I THINK I HAVE A SOLUTION FOR 90% OF ALL SITES BEING ATTACKED

That’s called, “security by obscurity”

People do that with ports, i.e. run ssh or smtp on some random port number instead of the standard port.

With your solution, there still has to be one file that is guaranteed to be in an exact location, with an exact name: wp-config.php

You have to know HOW to connect to the database to get the names of the other files.

There’s no reason why wp-config.php cannot have other name. Everything can be on a database. The only file with the same name will be index.php, but this can be anything and a loser cannot search in google for index.php in order to find wp installations.

OK since it’s apparent that you have thought this out…. tell me, how does WP connect to the database? The database information is in the wp-config.php file…. only it’s no longer called wp-config.php, it’s now called xyz-muwahahaha.php …. so how would WP “know” that’s where the DB info is?

-tg

Not to mention that the whole renamed files thing would be a support nightmare.

User: I’ve got an error in pink-aardvark.php

Forums: Errr?

hahah, that some pissed off WordPress user! that’s a lotta of viagra, cialis and all those things.

hosting providers just need to be a little bit more, proactive. mod_security, conditional logging, etc.. 🙂

my 2 cents 🙂

You still need to address Podz’ concerns. Filenames are only one way to detect an installation.
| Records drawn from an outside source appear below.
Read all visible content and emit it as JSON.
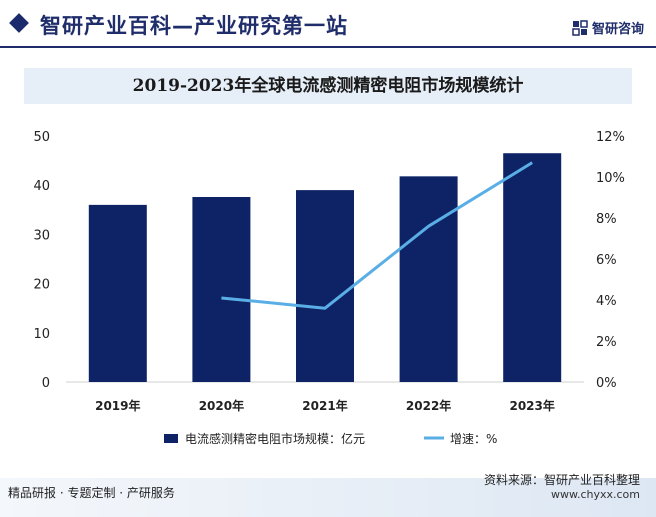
{
  "header": {
    "title": "智研产业百科—产业研究第一站",
    "brand": "智研咨询"
  },
  "chart_data": {
    "type": "bar",
    "title": "2019-2023年全球电流感测精密电阻市场规模统计",
    "categories": [
      "2019年",
      "2020年",
      "2021年",
      "2022年",
      "2023年"
    ],
    "series": [
      {
        "name": "电流感测精密电阻市场规模：亿元",
        "kind": "bar",
        "axis": "left",
        "values": [
          36,
          37.6,
          39,
          41.8,
          46.5
        ]
      },
      {
        "name": "增速：%",
        "kind": "line",
        "axis": "right",
        "values": [
          null,
          4.1,
          3.6,
          7.6,
          10.7
        ]
      }
    ],
    "left_axis": {
      "min": 0,
      "max": 50,
      "ticks": [
        "0",
        "10",
        "20",
        "30",
        "40",
        "50"
      ]
    },
    "right_axis": {
      "min": 0,
      "max": 12,
      "ticks": [
        "0%",
        "2%",
        "4%",
        "6%",
        "8%",
        "10%",
        "12%"
      ]
    },
    "grid": false,
    "legend_position": "bottom",
    "colors": {
      "bar": "#0d2366",
      "line": "#5aaee6"
    }
  },
  "footer": {
    "left": "精品研报 · 专题定制 · 产研服务",
    "source": "资料来源：智研产业百科整理",
    "url": "www.chyxx.com"
  }
}
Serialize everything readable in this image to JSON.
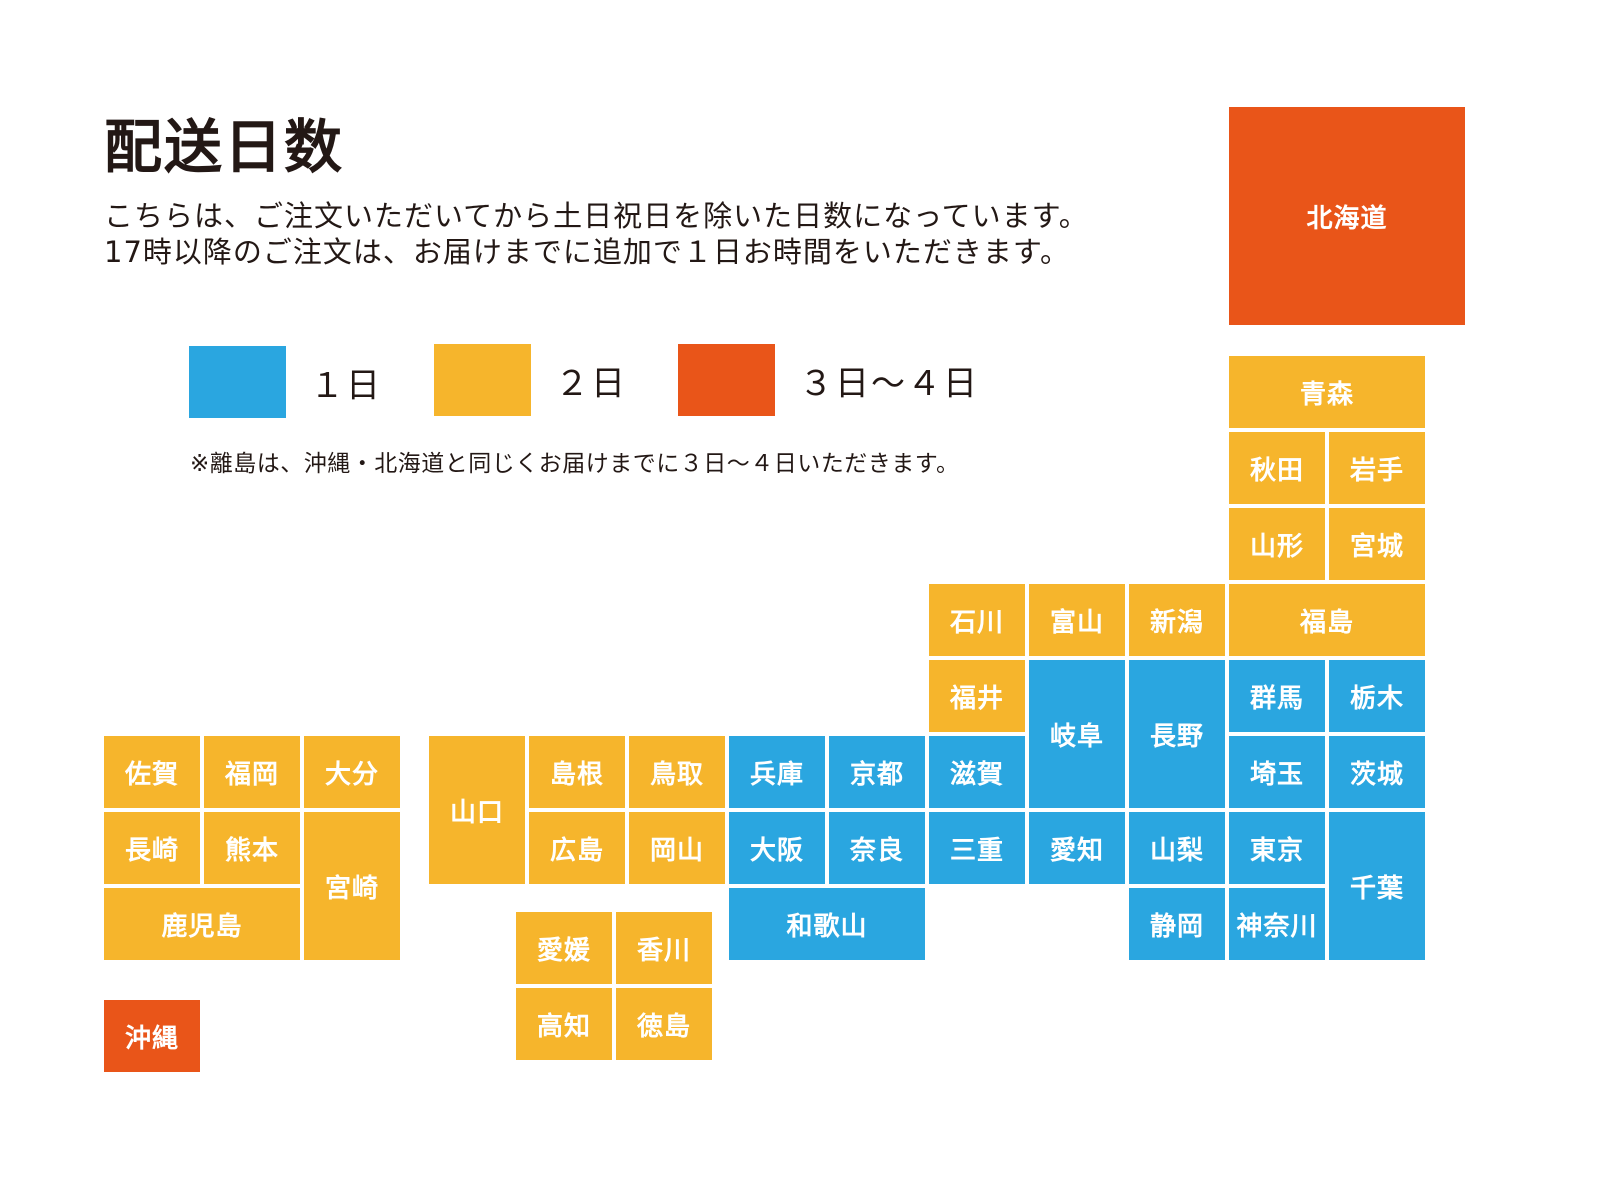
{
  "title": "配送日数",
  "description": [
    "こちらは、ご注文いただいてから土日祝日を除いた日数になっています。",
    "17時以降のご注文は、お届けまでに追加で１日お時間をいただきます。"
  ],
  "legend": [
    {
      "label": "１日",
      "color": "#2aa6e0"
    },
    {
      "label": "２日",
      "color": "#f6b52c"
    },
    {
      "label": "３日〜４日",
      "color": "#e95519"
    }
  ],
  "note": "※離島は、沖縄・北海道と同じくお届けまでに３日〜４日いただきます。",
  "prefectures": {
    "hokkaido": "北海道",
    "aomori": "青森",
    "akita": "秋田",
    "iwate": "岩手",
    "yamagata": "山形",
    "miyagi": "宮城",
    "ishikawa": "石川",
    "toyama": "富山",
    "niigata": "新潟",
    "fukushima": "福島",
    "fukui": "福井",
    "gifu": "岐阜",
    "nagano": "長野",
    "gunma": "群馬",
    "tochigi": "栃木",
    "saga": "佐賀",
    "fukuoka": "福岡",
    "oita": "大分",
    "yamaguchi": "山口",
    "shimane": "島根",
    "tottori": "鳥取",
    "hyogo": "兵庫",
    "kyoto": "京都",
    "shiga": "滋賀",
    "saitama": "埼玉",
    "ibaraki": "茨城",
    "nagasaki": "長崎",
    "kumamoto": "熊本",
    "miyazaki": "宮崎",
    "hiroshima": "広島",
    "okayama": "岡山",
    "osaka": "大阪",
    "nara": "奈良",
    "mie": "三重",
    "aichi": "愛知",
    "yamanashi": "山梨",
    "tokyo": "東京",
    "chiba": "千葉",
    "kagoshima": "鹿児島",
    "wakayama": "和歌山",
    "shizuoka": "静岡",
    "kanagawa": "神奈川",
    "ehime": "愛媛",
    "kagawa": "香川",
    "kochi": "高知",
    "tokushima": "徳島",
    "okinawa": "沖縄"
  }
}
ive used another more CMS type set up and it was a sinch ta take out anything related to the systems name or type…then it was just a mater of ditchin the version # of the footer and afew other spots.

wp_config.php should realy just be config.php like everything else ive used…but what ever…no weird erectile disfuntional fixing medication adds on my set up yet 🙂

http://codex.wordpress.org/Hardening_WordPress

I’d suggest reading this for anyone serious about securing their WP install.